# How can we know how many solutions an equation has?

## Main Question or Discussion Point

I have this equation:

$$\frac{x+2}{x^2+3}-0.3$$

I don't want to solve it, but I have drawn it's graph on a graph program, and there is a line that is little below the x-axis; and when I scroll to the left of the graph, it seems that at more negative values the line is getting higher and higher.

My question is that how can I know whether it will touch the x-axis or not. In other words, how can I know how many solutions there are to this function?

## Answers and Replies

To say that the function touches the x-axis is another way of stating that for some x-value the resulting value will be 0 (i.e. the y-value is 0). Thus what you want to do is determine whether:
$$\frac{x+2}{x^2+3}-0.3 =0$$
Consider the function:
$$f(x) = \frac{10x+20}{x^2+3} - 3$$
This is just your equation scaled by a factor 10 to make the number easier to work with. Clearly scaling won't change the number of intersections with the x-axis. Now note,
$$f(-2) = -3 < 0$$
$$f(0) = 11/3 > 0$$
$$f(8) = -101/67 < 0$$
and since f is continuous it must intersect the x-axis between -2 and 0 (when going from negative to positive), and again between 0 and 8 (when going from positive to negative).
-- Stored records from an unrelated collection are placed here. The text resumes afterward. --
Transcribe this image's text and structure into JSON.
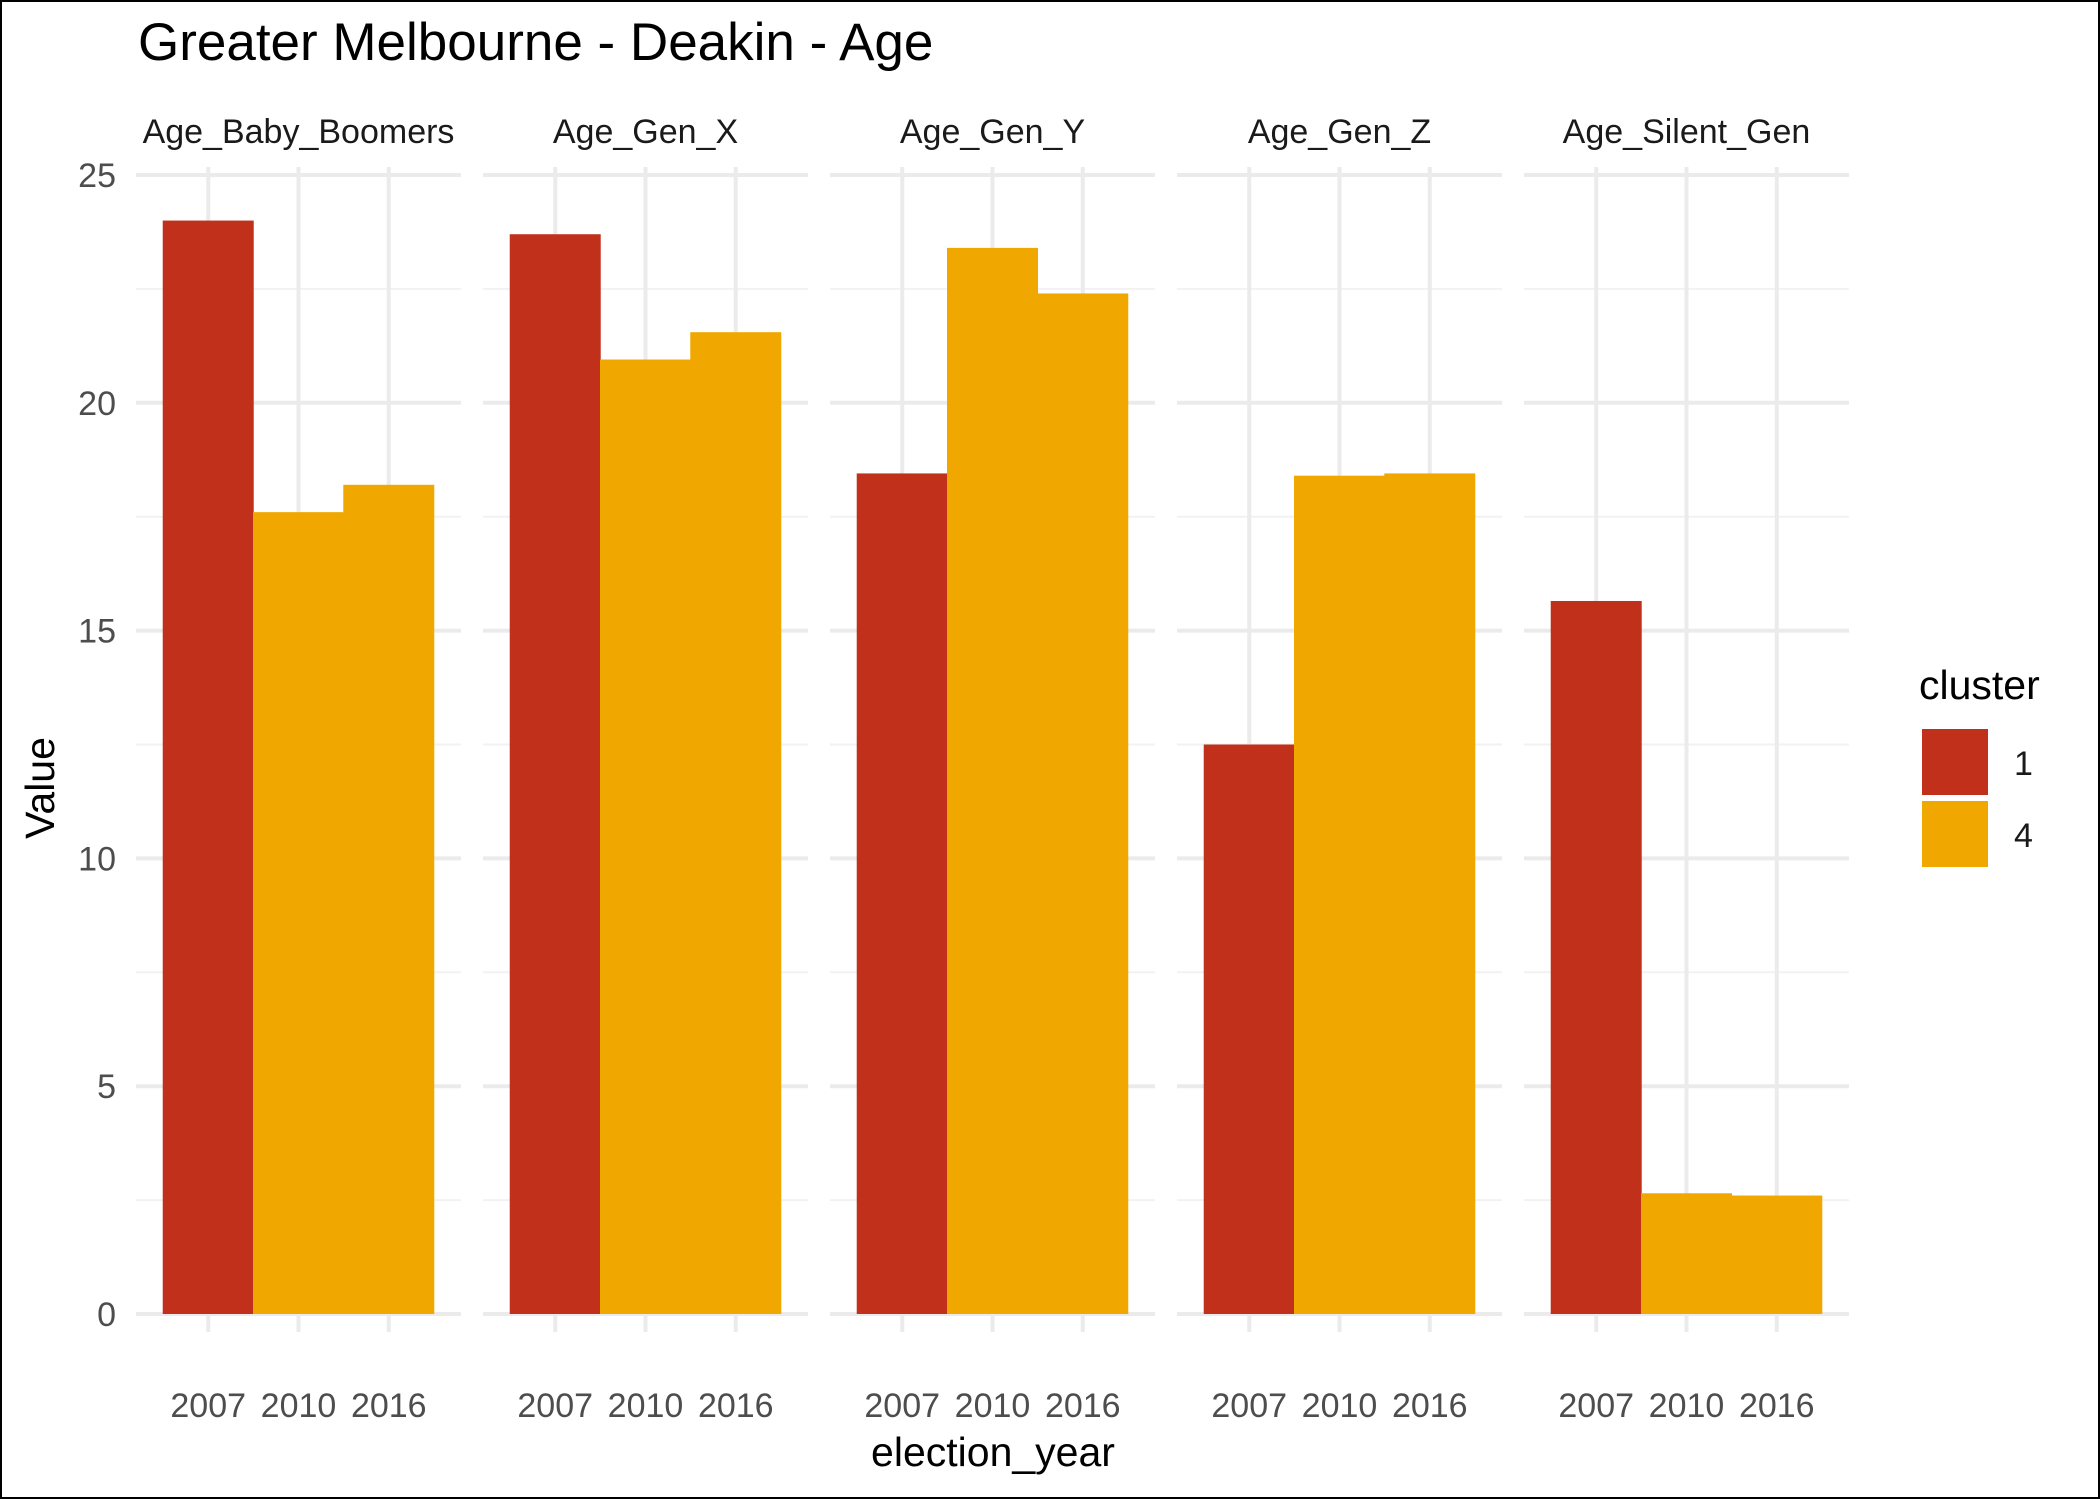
{
  "chart_data": {
    "type": "bar",
    "title": "Greater Melbourne - Deakin - Age",
    "xlabel": "election_year",
    "ylabel": "Value",
    "ylim": [
      0,
      25
    ],
    "y_ticks": [
      0,
      5,
      10,
      15,
      20,
      25
    ],
    "x_categories": [
      "2007",
      "2010",
      "2016"
    ],
    "grid": true,
    "legend": {
      "title": "cluster",
      "placement": "right",
      "entries": [
        {
          "label": "1",
          "color": "#C0301A"
        },
        {
          "label": "4",
          "color": "#F0A800"
        }
      ]
    },
    "facets": [
      {
        "name": "Age_Baby_Boomers",
        "bars": [
          {
            "x": "2007",
            "value": 24.0,
            "cluster": "1"
          },
          {
            "x": "2010",
            "value": 17.6,
            "cluster": "4"
          },
          {
            "x": "2016",
            "value": 18.2,
            "cluster": "4"
          }
        ]
      },
      {
        "name": "Age_Gen_X",
        "bars": [
          {
            "x": "2007",
            "value": 23.7,
            "cluster": "1"
          },
          {
            "x": "2010",
            "value": 20.95,
            "cluster": "4"
          },
          {
            "x": "2016",
            "value": 21.55,
            "cluster": "4"
          }
        ]
      },
      {
        "name": "Age_Gen_Y",
        "bars": [
          {
            "x": "2007",
            "value": 18.45,
            "cluster": "1"
          },
          {
            "x": "2010",
            "value": 23.4,
            "cluster": "4"
          },
          {
            "x": "2016",
            "value": 22.4,
            "cluster": "4"
          }
        ]
      },
      {
        "name": "Age_Gen_Z",
        "bars": [
          {
            "x": "2007",
            "value": 12.5,
            "cluster": "1"
          },
          {
            "x": "2010",
            "value": 18.4,
            "cluster": "4"
          },
          {
            "x": "2016",
            "value": 18.45,
            "cluster": "4"
          }
        ]
      },
      {
        "name": "Age_Silent_Gen",
        "bars": [
          {
            "x": "2007",
            "value": 15.65,
            "cluster": "1"
          },
          {
            "x": "2010",
            "value": 2.65,
            "cluster": "4"
          },
          {
            "x": "2016",
            "value": 2.6,
            "cluster": "4"
          }
        ]
      }
    ]
  }
}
To see that these are the only solutions just rewrite f(x) as:
$$f(x) =\frac{10x+20}{x^2+3} - 3\frac{x^2+3}{x^2+3} = \frac{-3x^2 + 10x + 11}{x^2+3}$$
so f(x) =0 precisely when
$$-3x^2+10x+11=0$$
but a quadratic function intersects the x-axis at most twice, and we have found two intersections so precisely twice. Alternatively you could just have found this quadratic function and computed the discriminant and noted that it was positive.
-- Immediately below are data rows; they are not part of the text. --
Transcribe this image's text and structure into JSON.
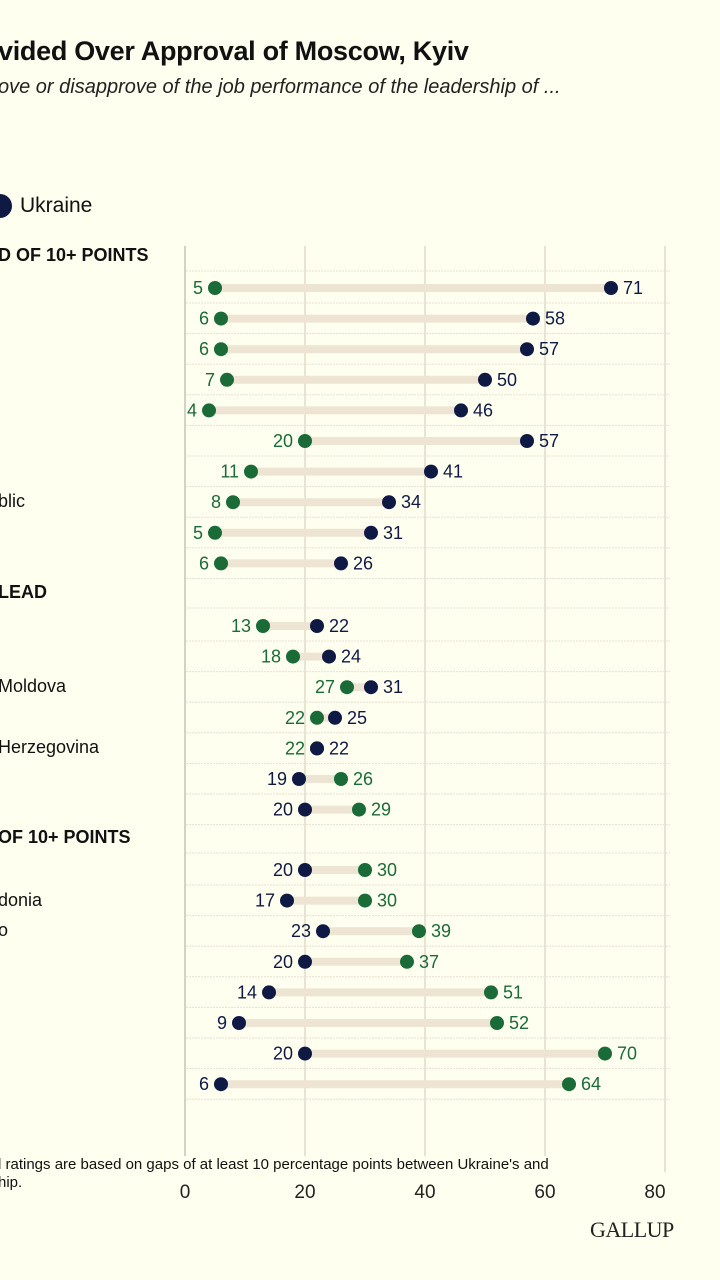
{
  "header": {
    "title": "vided Over Approval of Moscow, Kyiv",
    "subtitle": "ove or disapprove of the job performance of the leadership of ..."
  },
  "legend": {
    "items": [
      {
        "label": "Ukraine",
        "color": "#0f1a44"
      }
    ]
  },
  "colors": {
    "russia": "#1a6b37",
    "ukraine": "#0f1a44",
    "connector": "#ede4d3",
    "gridline": "#cfcab8",
    "rowline": "#e7e2d2",
    "background": "#fffff0"
  },
  "groups": [
    {
      "header": "D OF 10+ POINTS"
    },
    {
      "header": "LEAD"
    },
    {
      "header": " OF 10+ POINTS"
    }
  ],
  "footnote": {
    "line1": "l ratings are based on gaps of at least 10 percentage points between Ukraine's and",
    "line2": "hip."
  },
  "axis": {
    "ticks": [
      "0",
      "20",
      "40",
      "60",
      "80"
    ]
  },
  "branding": {
    "logo_text": "GALLUP"
  },
  "chart_data": {
    "type": "dumbbell",
    "title": "...vided Over Approval of Moscow, Kyiv",
    "subtitle": "...ove or disapprove of the job performance of the leadership of ...",
    "xlabel": "",
    "xlim": [
      0,
      80
    ],
    "xticks": [
      0,
      20,
      40,
      60,
      80
    ],
    "grid": true,
    "legend": [
      "Ukraine"
    ],
    "series_colors": {
      "green_series": "#1a6b37",
      "Ukraine": "#0f1a44"
    },
    "groups": [
      {
        "header": "D OF 10+ POINTS",
        "rows": [
          {
            "label": "",
            "green": 5,
            "ukraine": 71
          },
          {
            "label": "",
            "green": 6,
            "ukraine": 58
          },
          {
            "label": "",
            "green": 6,
            "ukraine": 57
          },
          {
            "label": "",
            "green": 7,
            "ukraine": 50
          },
          {
            "label": "",
            "green": 4,
            "ukraine": 46
          },
          {
            "label": "",
            "green": 20,
            "ukraine": 57
          },
          {
            "label": "",
            "green": 11,
            "ukraine": 41
          },
          {
            "label": "blic",
            "green": 8,
            "ukraine": 34
          },
          {
            "label": "",
            "green": 5,
            "ukraine": 31
          },
          {
            "label": "",
            "green": 6,
            "ukraine": 26
          }
        ]
      },
      {
        "header": "LEAD",
        "rows": [
          {
            "label": "",
            "green": 13,
            "ukraine": 22
          },
          {
            "label": "",
            "green": 18,
            "ukraine": 24
          },
          {
            "label": "Moldova",
            "green": 27,
            "ukraine": 31
          },
          {
            "label": "",
            "green": 22,
            "ukraine": 25
          },
          {
            "label": "Herzegovina",
            "green": 22,
            "ukraine": 22
          },
          {
            "label": "",
            "green": 26,
            "ukraine": 19
          },
          {
            "label": "",
            "green": 29,
            "ukraine": 20
          }
        ]
      },
      {
        "header": " OF 10+ POINTS",
        "rows": [
          {
            "label": "",
            "green": 30,
            "ukraine": 20
          },
          {
            "label": "donia",
            "green": 30,
            "ukraine": 17
          },
          {
            "label": "o",
            "green": 39,
            "ukraine": 23
          },
          {
            "label": "",
            "green": 37,
            "ukraine": 20
          },
          {
            "label": "",
            "green": 51,
            "ukraine": 14
          },
          {
            "label": "",
            "green": 52,
            "ukraine": 9
          },
          {
            "label": "",
            "green": 70,
            "ukraine": 20
          },
          {
            "label": "",
            "green": 64,
            "ukraine": 6
          }
        ]
      }
    ]
  }
}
To see that these are the only solutions just rewrite f(x) as:
$$f(x) =\frac{10x+20}{x^2+3} - 3\frac{x^2+3}{x^2+3} = \frac{-3x^2 + 10x + 11}{x^2+3}$$
so f(x) =0 precisely when
$$-3x^2+10x+11=0$$
but a quadratic function intersects the x-axis at most twice, and we have found two intersections so precisely twice. Alternatively you could just have found this quadratic function and computed the discriminant and noted that it was positive.
I understand that a quadratic function intersects the x-axis at most twice, but what the denominator of $$\frac{-3x^2 + 10x + 11}{x^2+3}?$$ Surely that denominator changes the degree of the equation and hence the number of solutions?

I understand that a quadratic function intersects the x-axis at most twice, but what the denominator of $$\frac{-3x^2 + 10x + 11}{x^2+3}?$$ Surely that denominator changes the degree of the equation and hence the number of solutions?
Actually it doesn't change the number of solutions because a/b = 0 if and only if a=0 (to see this just multiply by b to get a=0b=0). Thus if we have,
$$h(x) = \frac{f(x)}{g(x)} \qquad g(x) \not= 0$$
Then h(x)=0 if and only if f(x)=0.
EDIT: From these observations it follows that the set of roots of h and f are equal, and therefore they have the same number of roots.